International forces were responsible for 20 percent of the deaths and Afghan security forces for 10 percent. The report said the remaining deaths were either unclear or attributed to criminal gangs or private security forces. The Afghan group compiles its statistics from interviews with witnesses, families of victims, local officials and media reports.

ACCIDENTAL DEATHS DOWN

The share of accidental deaths by coalition and Afghan government forces - which can turn people against the government and foreign troops - is falling, the statistics showed.

Accidental deaths from NATO airstrikes dropped by half, to 94, and overall international forces were responsible for 210 civilian deaths from Jan. 1 to June 30 this year - down from 276 for the same period last year. Deaths attributed to Afghan security forces were down from 386 to 108.

Samadi credited the policy of restraint issued by former international forces commander Gen. Stanley McChrystal last year that severely limits the circumstances in which troops can call in an airstrike or fire into buildings.

He urged Gen. David Petraeus, who replaced McChrystal this month and who many credit with turning around the war in Iraq, not to change those rules of engagement. If American and other international troops are allowed to use firepower more frequently, he said, then they will. "Then you could be back in a situation where more civilians could die."

The strict rules of engagement are unpopular among many, including some troops who believe they cost American lives and force them to give up the advantage of overwhelming firepower to a foe who shoots and melts back into the civilian population.

NATO spokesman Brig. Gen. Josef Blotz, however, stressed that Petraeus is committed to the current guidelines for use of force.

"Our strategic imperative to reduce civilian casualties has not and will not change," Blotz told reporters Sunday.

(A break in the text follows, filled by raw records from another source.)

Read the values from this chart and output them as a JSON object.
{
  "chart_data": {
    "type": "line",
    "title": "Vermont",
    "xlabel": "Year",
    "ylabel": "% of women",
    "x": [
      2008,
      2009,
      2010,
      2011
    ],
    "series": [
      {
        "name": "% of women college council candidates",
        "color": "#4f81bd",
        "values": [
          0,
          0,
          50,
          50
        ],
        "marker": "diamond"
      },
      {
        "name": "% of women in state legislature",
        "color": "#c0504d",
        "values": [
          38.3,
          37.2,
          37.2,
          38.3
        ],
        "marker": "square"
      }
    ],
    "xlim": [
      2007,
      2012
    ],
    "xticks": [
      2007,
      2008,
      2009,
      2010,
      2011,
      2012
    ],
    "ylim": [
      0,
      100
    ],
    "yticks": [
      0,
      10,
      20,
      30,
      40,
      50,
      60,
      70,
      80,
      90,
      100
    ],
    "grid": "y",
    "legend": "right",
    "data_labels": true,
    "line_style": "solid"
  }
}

Monday continued the trend in deaths of innocents: NATO reported that six Afghan civilians were killed and four were wounded when their car hit a roadside bomb in Helmand province's Lashkar Gar district. A coalition helicopter evacuated the wounded for treatment and came under fire from militants.

Various organizations track civilian casualties in Afghanistan, with differing numbers. Afghanistan Rights Monitor's statistics were higher than NATO's tally of 592 noncombatants killed in the first half of this year, 82 percent of them by insurgent attacks and the rest accidental deaths by international forces.

The United Nations' statistics also tend to be higher than NATO's. The world body has not yet released its report on casualties for the first half of the year, but in 2009 its count was similar to Afghanistan Rights Monitor's tally.